In 2019, after an impressive spring training, Pagán was sent to the Triple-A Durham Bulls. He was recalled on April 16, after Blake Snell fractured his toe. On April 19, Pagán was optioned to Durham when Casey Sadler was recalled, then Pagán was recalled two days later. Pagán later became the team's closer and finished the season recording 20 saves. He finished with a 2.31 ERA and 96 strikeouts in 70 innings.

===San Diego Padres===
On February 8, 2020, the Rays traded Pagán to the San Diego Padres in exchange for Manuel Margot and Logan Driscoll. Through August 20, 2020, Pagán had blown four saves and pitched to a 7.36 ERA, but after that point, he recorded 10 out of 11 scoreless innings, only surrendering 2 runs with a 1.64 ERA to finish the season. Emilio finished 2020 with a 4.50 ERA for the Padres and a 4.83 ERA in 2021.

===Minnesota Twins===
The Padres traded Pagán, Chris Paddack and a player to be named later to the Minnesota Twins for Taylor Rogers, Brent Rooker, and cash considerations on April 7, 2022. The player to be named later was minor-league pitcher Brayan Medina. Pagán went 4–6 with a 4.43 ERA in 59 relief appearances during the 2022 season. He also recorded nine saves.

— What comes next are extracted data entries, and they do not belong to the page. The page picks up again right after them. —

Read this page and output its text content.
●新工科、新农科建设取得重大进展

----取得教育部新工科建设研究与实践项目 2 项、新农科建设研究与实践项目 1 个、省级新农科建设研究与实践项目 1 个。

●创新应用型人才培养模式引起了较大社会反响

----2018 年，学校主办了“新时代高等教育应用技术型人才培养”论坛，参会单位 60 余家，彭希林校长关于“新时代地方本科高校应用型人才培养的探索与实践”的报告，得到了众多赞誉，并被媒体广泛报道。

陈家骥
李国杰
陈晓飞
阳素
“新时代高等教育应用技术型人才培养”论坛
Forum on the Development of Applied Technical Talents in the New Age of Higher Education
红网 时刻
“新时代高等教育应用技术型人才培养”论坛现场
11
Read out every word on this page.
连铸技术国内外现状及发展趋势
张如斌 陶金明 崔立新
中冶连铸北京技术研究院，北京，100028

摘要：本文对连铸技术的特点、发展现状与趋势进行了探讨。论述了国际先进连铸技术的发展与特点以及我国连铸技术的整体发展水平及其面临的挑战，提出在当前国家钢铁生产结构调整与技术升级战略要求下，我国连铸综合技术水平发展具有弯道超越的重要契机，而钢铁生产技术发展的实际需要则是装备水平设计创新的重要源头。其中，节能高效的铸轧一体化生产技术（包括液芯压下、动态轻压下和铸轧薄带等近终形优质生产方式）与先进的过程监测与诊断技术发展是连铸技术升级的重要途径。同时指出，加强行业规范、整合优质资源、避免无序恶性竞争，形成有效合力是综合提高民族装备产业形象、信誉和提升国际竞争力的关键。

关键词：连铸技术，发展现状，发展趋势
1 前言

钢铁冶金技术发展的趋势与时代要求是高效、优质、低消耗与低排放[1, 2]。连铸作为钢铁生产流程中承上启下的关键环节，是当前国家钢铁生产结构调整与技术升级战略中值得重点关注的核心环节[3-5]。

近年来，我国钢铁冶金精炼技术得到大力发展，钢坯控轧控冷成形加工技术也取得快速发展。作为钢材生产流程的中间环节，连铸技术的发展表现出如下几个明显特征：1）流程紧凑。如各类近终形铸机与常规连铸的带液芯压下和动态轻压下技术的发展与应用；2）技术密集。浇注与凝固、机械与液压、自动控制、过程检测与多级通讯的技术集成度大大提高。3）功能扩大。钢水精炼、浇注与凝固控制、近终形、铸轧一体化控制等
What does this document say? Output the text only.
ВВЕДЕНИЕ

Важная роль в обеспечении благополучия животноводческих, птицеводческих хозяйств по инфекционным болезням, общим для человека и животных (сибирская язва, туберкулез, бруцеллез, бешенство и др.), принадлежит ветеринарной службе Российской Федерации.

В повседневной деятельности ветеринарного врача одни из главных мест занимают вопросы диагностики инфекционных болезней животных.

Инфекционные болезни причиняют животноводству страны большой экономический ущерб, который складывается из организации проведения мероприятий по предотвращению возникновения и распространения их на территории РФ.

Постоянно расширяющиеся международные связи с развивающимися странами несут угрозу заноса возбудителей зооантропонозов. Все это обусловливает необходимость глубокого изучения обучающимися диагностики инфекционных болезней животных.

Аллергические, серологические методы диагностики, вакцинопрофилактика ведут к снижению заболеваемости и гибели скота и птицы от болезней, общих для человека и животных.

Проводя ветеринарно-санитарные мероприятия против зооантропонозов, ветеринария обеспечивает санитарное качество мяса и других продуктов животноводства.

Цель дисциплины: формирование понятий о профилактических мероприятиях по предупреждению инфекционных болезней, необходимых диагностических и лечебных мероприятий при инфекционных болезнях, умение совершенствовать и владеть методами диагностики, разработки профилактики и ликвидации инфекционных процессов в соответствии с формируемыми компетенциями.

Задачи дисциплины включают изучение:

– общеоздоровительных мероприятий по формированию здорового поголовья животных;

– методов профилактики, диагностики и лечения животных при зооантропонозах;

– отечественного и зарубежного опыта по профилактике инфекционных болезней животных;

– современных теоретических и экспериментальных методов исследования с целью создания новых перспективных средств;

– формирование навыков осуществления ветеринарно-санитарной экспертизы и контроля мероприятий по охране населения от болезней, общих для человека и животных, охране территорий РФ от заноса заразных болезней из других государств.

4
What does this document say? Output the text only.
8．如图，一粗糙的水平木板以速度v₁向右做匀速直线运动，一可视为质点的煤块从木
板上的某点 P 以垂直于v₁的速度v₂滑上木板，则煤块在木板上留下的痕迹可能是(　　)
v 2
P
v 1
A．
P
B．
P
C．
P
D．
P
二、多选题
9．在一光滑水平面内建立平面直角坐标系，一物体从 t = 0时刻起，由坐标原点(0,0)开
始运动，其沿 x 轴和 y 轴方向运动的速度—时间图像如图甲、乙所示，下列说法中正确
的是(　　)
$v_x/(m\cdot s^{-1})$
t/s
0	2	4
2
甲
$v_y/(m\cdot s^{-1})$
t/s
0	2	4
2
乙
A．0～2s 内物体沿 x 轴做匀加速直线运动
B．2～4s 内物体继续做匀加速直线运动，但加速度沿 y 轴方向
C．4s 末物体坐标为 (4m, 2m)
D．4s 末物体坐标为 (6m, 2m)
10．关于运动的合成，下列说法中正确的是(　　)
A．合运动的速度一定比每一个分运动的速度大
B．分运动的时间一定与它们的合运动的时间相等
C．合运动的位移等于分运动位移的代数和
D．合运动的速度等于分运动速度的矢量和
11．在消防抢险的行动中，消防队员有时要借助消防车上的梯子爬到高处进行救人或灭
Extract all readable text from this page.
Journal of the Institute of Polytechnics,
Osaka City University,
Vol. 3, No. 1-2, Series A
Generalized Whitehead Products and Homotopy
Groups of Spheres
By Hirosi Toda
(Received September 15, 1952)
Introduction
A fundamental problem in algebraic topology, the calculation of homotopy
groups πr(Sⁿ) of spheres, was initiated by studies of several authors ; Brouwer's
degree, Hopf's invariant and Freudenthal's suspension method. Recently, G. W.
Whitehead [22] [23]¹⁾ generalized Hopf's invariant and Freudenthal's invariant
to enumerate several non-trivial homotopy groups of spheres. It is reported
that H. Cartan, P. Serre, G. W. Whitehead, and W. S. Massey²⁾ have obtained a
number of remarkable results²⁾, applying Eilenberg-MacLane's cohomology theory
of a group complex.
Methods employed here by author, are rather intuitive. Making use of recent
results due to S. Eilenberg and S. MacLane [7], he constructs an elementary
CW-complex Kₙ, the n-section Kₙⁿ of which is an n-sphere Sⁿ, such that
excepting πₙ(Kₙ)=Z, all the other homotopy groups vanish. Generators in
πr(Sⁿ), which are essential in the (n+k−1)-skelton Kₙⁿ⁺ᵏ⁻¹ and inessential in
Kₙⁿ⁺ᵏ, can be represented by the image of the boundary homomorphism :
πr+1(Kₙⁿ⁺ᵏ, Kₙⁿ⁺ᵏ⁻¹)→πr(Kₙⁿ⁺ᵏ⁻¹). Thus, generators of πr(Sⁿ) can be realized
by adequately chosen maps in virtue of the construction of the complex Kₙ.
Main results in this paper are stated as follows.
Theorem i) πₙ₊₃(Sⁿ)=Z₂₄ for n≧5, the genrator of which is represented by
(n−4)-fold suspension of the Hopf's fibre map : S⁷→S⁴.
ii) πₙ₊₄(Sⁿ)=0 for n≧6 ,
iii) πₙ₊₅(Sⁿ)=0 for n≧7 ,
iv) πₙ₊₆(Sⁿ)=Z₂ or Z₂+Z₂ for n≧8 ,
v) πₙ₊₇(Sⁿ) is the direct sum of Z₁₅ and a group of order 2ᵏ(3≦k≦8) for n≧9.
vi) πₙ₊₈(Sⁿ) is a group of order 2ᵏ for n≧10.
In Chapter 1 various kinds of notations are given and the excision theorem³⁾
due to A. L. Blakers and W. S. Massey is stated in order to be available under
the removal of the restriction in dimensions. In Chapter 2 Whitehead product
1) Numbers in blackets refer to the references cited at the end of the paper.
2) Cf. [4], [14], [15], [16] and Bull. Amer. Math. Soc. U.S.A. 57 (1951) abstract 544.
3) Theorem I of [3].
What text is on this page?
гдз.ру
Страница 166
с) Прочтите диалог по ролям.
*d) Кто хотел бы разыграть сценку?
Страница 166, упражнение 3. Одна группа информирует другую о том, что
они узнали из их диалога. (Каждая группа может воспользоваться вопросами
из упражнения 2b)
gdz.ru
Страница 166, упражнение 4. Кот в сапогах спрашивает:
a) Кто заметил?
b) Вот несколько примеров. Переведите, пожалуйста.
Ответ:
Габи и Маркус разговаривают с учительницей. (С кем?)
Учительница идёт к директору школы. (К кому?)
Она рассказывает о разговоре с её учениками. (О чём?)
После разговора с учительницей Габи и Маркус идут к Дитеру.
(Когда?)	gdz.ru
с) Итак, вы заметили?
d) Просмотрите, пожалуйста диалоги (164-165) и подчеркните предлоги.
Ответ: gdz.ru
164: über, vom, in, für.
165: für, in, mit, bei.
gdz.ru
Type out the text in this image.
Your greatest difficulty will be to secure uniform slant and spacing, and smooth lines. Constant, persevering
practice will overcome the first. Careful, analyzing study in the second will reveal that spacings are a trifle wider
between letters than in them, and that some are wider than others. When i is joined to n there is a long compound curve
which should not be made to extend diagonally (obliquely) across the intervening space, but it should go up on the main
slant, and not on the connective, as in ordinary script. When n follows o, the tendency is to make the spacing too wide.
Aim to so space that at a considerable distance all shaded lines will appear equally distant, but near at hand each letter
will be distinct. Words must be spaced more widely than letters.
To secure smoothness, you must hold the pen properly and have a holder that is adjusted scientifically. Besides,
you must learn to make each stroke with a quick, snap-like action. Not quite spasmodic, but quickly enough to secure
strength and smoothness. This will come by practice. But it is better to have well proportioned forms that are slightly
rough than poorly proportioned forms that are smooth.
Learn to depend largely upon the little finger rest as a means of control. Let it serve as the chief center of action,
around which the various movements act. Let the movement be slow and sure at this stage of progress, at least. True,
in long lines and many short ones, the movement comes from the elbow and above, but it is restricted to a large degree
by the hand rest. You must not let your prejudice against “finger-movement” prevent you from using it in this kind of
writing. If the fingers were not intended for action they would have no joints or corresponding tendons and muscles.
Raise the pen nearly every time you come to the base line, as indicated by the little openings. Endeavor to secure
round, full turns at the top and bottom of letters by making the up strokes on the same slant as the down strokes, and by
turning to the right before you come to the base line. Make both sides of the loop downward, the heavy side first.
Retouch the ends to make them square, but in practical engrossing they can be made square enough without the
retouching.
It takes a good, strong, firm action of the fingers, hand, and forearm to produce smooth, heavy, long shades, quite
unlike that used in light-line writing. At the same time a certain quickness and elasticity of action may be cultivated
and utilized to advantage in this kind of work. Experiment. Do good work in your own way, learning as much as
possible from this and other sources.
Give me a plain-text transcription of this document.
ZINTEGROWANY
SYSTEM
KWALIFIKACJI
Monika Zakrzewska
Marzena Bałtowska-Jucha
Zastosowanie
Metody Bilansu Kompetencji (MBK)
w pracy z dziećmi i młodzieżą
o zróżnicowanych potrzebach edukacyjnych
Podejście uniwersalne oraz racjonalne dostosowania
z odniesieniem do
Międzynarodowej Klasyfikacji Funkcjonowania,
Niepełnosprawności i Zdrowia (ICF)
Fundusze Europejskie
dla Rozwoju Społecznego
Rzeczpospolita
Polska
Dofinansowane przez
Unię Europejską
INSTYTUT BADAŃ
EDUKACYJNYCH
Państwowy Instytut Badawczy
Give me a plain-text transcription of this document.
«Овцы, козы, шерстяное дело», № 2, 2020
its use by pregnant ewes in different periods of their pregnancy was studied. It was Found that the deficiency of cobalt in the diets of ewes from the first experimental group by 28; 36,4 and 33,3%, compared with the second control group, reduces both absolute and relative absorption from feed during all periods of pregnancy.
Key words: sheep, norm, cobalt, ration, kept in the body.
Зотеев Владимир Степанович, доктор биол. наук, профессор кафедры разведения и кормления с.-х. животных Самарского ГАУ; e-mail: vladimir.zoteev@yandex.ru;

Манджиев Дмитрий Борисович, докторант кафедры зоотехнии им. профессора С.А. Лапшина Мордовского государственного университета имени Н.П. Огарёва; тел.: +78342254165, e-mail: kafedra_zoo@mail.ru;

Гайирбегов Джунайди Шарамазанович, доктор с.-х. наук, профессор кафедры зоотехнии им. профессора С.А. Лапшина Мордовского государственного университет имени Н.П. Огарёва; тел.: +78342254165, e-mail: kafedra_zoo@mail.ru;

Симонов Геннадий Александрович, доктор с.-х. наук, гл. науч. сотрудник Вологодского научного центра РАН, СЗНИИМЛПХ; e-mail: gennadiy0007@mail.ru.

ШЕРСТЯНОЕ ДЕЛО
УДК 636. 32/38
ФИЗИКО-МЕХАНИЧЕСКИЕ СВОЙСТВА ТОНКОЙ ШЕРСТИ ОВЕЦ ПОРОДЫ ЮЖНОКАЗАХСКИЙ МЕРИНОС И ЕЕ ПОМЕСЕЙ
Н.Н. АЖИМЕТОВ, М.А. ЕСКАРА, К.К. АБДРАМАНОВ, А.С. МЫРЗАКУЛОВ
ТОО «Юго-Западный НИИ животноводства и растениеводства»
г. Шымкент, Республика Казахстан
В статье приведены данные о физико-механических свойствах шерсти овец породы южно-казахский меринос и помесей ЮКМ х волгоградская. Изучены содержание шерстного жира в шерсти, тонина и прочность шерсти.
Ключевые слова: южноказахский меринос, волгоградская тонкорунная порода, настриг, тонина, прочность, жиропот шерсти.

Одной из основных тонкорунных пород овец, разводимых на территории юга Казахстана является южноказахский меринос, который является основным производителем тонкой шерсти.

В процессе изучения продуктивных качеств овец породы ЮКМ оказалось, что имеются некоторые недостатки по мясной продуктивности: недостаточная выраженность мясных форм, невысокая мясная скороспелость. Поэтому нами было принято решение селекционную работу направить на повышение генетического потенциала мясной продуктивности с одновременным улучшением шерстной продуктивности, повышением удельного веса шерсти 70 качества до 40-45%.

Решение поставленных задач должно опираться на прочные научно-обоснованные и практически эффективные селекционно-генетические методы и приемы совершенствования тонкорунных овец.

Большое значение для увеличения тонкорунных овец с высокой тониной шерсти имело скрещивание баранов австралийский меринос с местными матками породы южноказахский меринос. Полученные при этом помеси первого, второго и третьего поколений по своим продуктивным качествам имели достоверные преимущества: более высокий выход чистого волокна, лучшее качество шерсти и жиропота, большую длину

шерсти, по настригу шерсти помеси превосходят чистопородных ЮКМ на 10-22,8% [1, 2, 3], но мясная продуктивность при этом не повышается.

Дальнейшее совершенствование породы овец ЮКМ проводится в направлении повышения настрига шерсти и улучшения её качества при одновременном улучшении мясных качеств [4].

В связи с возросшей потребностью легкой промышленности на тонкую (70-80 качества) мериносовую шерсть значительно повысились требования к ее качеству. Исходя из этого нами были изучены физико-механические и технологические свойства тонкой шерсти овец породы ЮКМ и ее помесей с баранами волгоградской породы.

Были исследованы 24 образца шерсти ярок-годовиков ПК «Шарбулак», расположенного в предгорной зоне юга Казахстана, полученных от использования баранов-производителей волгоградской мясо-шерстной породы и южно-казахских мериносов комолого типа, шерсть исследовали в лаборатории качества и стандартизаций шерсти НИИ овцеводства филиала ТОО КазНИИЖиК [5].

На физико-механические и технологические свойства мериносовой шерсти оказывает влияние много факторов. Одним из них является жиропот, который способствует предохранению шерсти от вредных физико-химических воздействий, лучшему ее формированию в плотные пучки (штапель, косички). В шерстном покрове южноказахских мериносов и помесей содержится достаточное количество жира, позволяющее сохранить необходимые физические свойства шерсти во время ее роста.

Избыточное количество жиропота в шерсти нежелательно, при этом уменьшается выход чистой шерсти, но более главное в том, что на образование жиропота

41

The Twins and Pagán avoided salary arbitration by agreeing to a one year, $3.5 million contract on January 13, 2023. He went 5–2 with a 2.99 ERA during the 2023 season, recording one save. Pagán also made his first career major league start against the Colorado Rockies as an opener on September 30.

===Cincinnati Reds===
The Cincinnati Reds signed Pagán to a one-year contract with an option for a second season on December 1, 2023. He began the 2024 season out of Cincinnati's bullpen, compiling a 4.43 ERA with 26 strikeouts across 22 games. Pagán was placed on the injured list with a right lat strain on June 9, and transferred to the 60–day injured list on June 27. He was activated on August 10.

On December 4, 2025, Pagán re-signed with Cincinnati on a two-year, $20 million contract.

==International career==
Pagán pitched for the Puerto Rico national baseball team in the 2017 World Baseball Classic and the 2023 World Baseball Classic. He pitched two scoreless innings and helped Puerto Rico earn a silver medal in the 2017 World Baseball Classic. Pagán pitched one scoreless inning for Puerto Rico during the 2023 World Baseball Classic, helping his team reach the quarterfinals.